Taking pictures from a distance is better than shoving your camera in someone’s face or blatantly snapping away while they’re going about their business, but I know what you mean, ultimately you’re still taking someone’s photo. I don’t know what the right answer to this is except just realizing it comes down to reading the situation and using your best judgement.
As a blond toddler in Hawaii, you were the focus of attention for many Japanese honeymooners:) Quite odd to find your child being photographed like that! We usually turn the other way when cameras are being waved around in tourist areas, and try not to focus on individuals while taking our own photos – but the monk with the pink parasol was a must!
This is one that I struggled with when I was visiting rural parts of Peru. The women’s dresses were just so beautiful and colourful that I felt like going trigger happy, but I had to refrain myself knowing that that would make me the annoying tourist. in the end i took a few discreet shots from a distance. there were also people dressed in traditional clothes who you could photograph in exchange for a few dollars. that seems fair to me since they are posing for you, often with a cute llama…
Well, as long as they threw a cute llama into the deal…
This is always a tricky subject. Getting in another person’s face, without their consent, in order to take a photo is just downright rude and disrespectful. I think I’d actually scold a stranger for doing it if I saw it happening.

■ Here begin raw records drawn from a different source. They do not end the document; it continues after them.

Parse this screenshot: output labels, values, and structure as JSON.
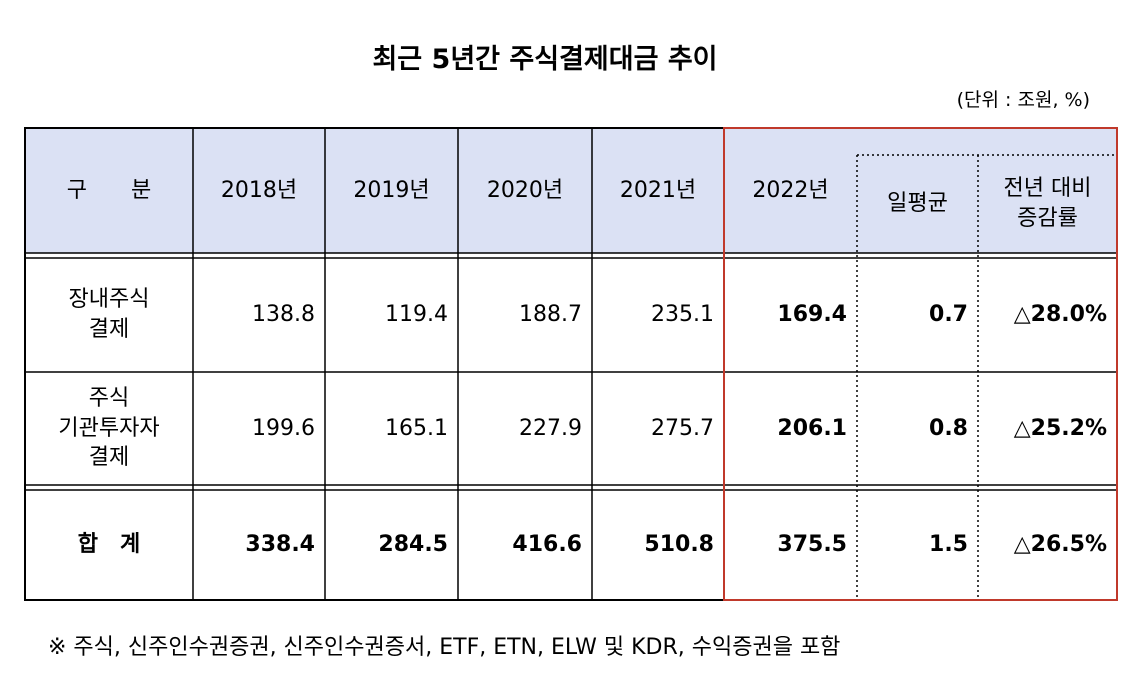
{
  "title": "최근 5년간 주식결제대금 추이",
  "unit": "(단위 : 조원, %)",
  "table": {
    "header": [
      "구　　분",
      "2018년",
      "2019년",
      "2020년",
      "2021년",
      "2022년",
      "일평균",
      "전년 대비\n증감률"
    ],
    "rows": [
      [
        "장내주식\n결제",
        "138.8",
        "119.4",
        "188.7",
        "235.1",
        "169.4",
        "0.7",
        "△28.0%"
      ],
      [
        "주식\n기관투자자\n결제",
        "199.6",
        "165.1",
        "227.9",
        "275.7",
        "206.1",
        "0.8",
        "△25.2%"
      ],
      [
        "합　계",
        "338.4",
        "284.5",
        "416.6",
        "510.8",
        "375.5",
        "1.5",
        "△26.5%"
      ]
    ]
  },
  "footnote": "※ 주식, 신주인수권증권, 신주인수권증서, ETF, ETN, ELW 및 KDR, 수익증권을 포함"
}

I’m not sure where you draw the line on this – it’s vague and fuzzy, and some people obviously have more stringent guidelines than others. If I were to take a photo of a stranger, but they looked visibly uncomfortable or a bit alarmed afterwards, I’d delete it. Now as for adorable kids…honestly it depends. If a child is playing or looks happy, fine. I’m always very uncomfortable with photos of kids from 3rd world countries where they look sad, unless it’s from a news publication.
Weird about the formatting…your comment actually came through in all caps for some reason…
I still don’t know what I think about photographing children – unless their parents are there and say it’s okay it seems a little invasive. I mean, I would never photograph children at home, it would be seen as inappropriate, so why is it okay here? Tricky, tricky…
Great post, alana. I also wrote a similar post about this subject back in October, here: http://www.mappingwords.com/2012/10/19/when-is-travel-photography-inappropriate/
I agree with you in many ways. We must use good judgement when deciding whether the photo is ethical or not. I’m always pretty cautious when photographing people, because I don’t want to be invasive, but sometimes I’ve gone ahead and taken photos anyway, especially if I’m in an area with lots of people snapping away. Other times I’ve asked for permission, but I’m usually really shy about doing that…
I normally just end up being shy and not asking and not taking the photo, but then I’m sometimes disappointed that I didn’t ‘capture’ something.